2.3.    Appellant sub 2 kan zich er niet mee verenigen dat de bij het bestreden besluit verleende vergunning ook betrekking heeft op de nazorg op de voormalige stortplaats Voorste Heide op het perceel B 5361 en op de stortgasfakkelinstallatie en de zuiveringsinstallatie voor het percolaatwater op het perceel B 5754. Volgens hem staat dit los van de aangevraagde activiteiten. Appellant sub 2 voert de nazorgactiviteiten uit en verzet zich tegen inmenging van verweerder op dit punt.
2.3.1.    De aanvraag ziet op het exploiteren van een grondbank op perceel C 1147, het incidenteel zeven van grond, het dempen van een ontgrondingsput en het ophogen van het buitenterrein tot oorspronkelijke maaiveldhoogte. Ten behoeve van het exploiteren van de grondbank wordt gebruik gemaakt van voorzieningen die aanwezig zijn op de naastliggende percelen B 5754 en B 5361. Volgens verweerder moet daarom van één inrichting worden uitgegaan en moet de aanvraag geacht worden ook te zien op deze percelen en dientengevolge ook op het uitvoeren van nazorgactiviteiten met betrekking tot de daarop aanwezige voormalige stortplaats.
2.3.2.    Ter zitting is gebleken dat de stortactiviteiten op de voormalige stortplaats in 1991 zijn beëindigd en dat vervolgens een nazorgplan is opgesteld zonder dat daartoe een wettelijke verplichting bestond.
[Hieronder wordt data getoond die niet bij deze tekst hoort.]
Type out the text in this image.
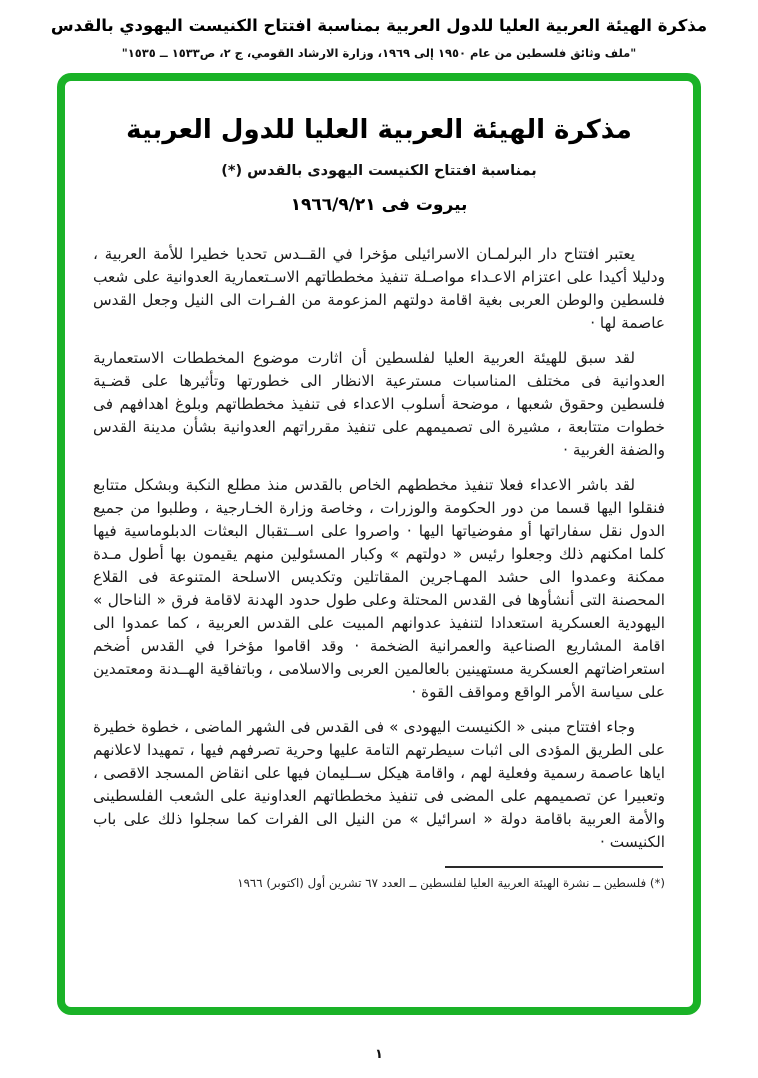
مذكرة الهيئة العربية العليا للدول العربية بمناسبة افتتاح الكنيست اليهودي بالقدس
"ملف وثائق فلسطين من عام ١٩٥٠ إلى ١٩٦٩، وزارة الارشاد القومي، ج ٢، ص١٥٣٣ ــ ١٥٣٥"
مذكرة الهيئة العربية العليا للدول العربية
بمناسبة افتتاح الكنيست اليهودى بالقدس (*)
بيروت فى ١٩٦٦/٩/٢١

يعتبر افتتاح دار البرلمـان الاسرائيلى مؤخرا في القــدس تحديا خطيرا للأمة العربية ، ودليلا أكيدا على اعتزام الاعـداء مواصـلة تنفيذ مخططاتهم الاسـتعمارية العدوانية على شعب فلسطين والوطن العربى بغية اقامة دولتهم المزعومة من الفـرات الى النيل وجعل القدس عاصمة لها ·

لقد سبق للهيئة العربية العليا لفلسطين أن اثارت موضوع المخططات الاستعمارية العدوانية فى مختلف المناسبات مسترعية الانظار الى خطورتها وتأثيرها على قضـية فلسطين وحقوق شعبها ، موضحة أسلوب الاعداء فى تنفيذ مخططاتهم وبلوغ اهدافهم فى خطوات متتابعة ، مشيرة الى تصميمهم على تنفيذ مقرراتهم العدوانية بشأن مدينة القدس والضفة الغربية ·

لقد باشر الاعداء فعلا تنفيذ مخططهم الخاص بالقدس منذ مطلع النكبة وبشكل متتابع فنقلوا اليها قسما من دور الحكومة والوزرات ، وخاصة وزارة الخـارجية ، وطلبوا من جميع الدول نقل سفاراتها أو مفوضياتها اليها · واصروا على اســتقبال البعثات الدبلوماسية فيها كلما امكنهم ذلك وجعلوا رئيس « دولتهم » وكبار المسئولين منهم يقيمون بها أطول مـدة ممكنة وعمدوا الى حشد المهـاجرين المقاتلين وتكديس الاسلحة المتنوعة فى القلاع المحصنة التى أنشأوها فى القدس المحتلة وعلى طول حدود الهدنة لاقامة فرق « الناحال » اليهودية العسكرية استعدادا لتنفيذ عدوانهم المبيت على القدس العربية ، كما عمدوا الى اقامة المشاريع الصناعية والعمرانية الضخمة · وقد اقاموا مؤخرا في القدس أضخم استعراضاتهم العسكرية مستهينين بالعالمين العربى والاسلامى ، وباتفاقية الهــدنة ومعتمدين على سياسة الأمر الواقع ومواقف القوة ·

وجاء افتتاح مبنى « الكنيست اليهودى » فى القدس فى الشهر الماضى ، خطوة خطيرة على الطريق المؤدى الى اثبات سيطرتهم التامة عليها وحرية تصرفهم فيها ، تمهيدا لاعلانهم اياها عاصمة رسمية وفعلية لهم ، واقامة هيكل ســليمان فيها على انقاض المسجد الاقصى ، وتعبيرا عن تصميمهم على المضى فى تنفيذ مخططاتهم العداونية على الشعب الفلسطينى والأمة العربية باقامة دولة « اسرائيل » من النيل الى الفرات كما سجلوا ذلك على باب الكنيست ·

(*) فلسطين ــ نشرة الهيئة العربية العليا لفلسطين ــ العدد ٦٧ تشرين أول (اكتوبر) ١٩٦٦
١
Appellant sub 2 voert de nazorg uit.
Verweerder heeft bij het in behandeling nemen van de aanvraag om een afschrift van het nazorgplan gevraagd. Het plan is daarop als bijlage bij de aanvraag gevoegd. De activiteiten met betrekking tot de nazorg van de voormalige stortplaats zijn evenwel niet aangevraagd.
Uit het stelsel van de Wet milieubeheer volgt dat het bevoegde gezag dient te beslissen op de aanvraag zoals die is ingediend. Nu verweerder voorschriften aan de vergunning heeft verbonden die betrekking hebben op de nazorgactiviteiten, heeft verweerder naar het oordeel van de Afdeling de grondslag van de aanvraag verlaten. Gelet hierop komt het besluit voor vernietiging in aanmerking voorzover het de voorschriften 5.4.1, 6.2.1, 7.2.1 tot en met 7.4.1 en hoofdstuk 10 van de voorschriften betreft.
2.4.    Appellant sub 1 vreest dat vervuiling van het grondwater zal optreden als gevolg van het storten van grond zonder gebruik van plastic en op een onverharde vloer.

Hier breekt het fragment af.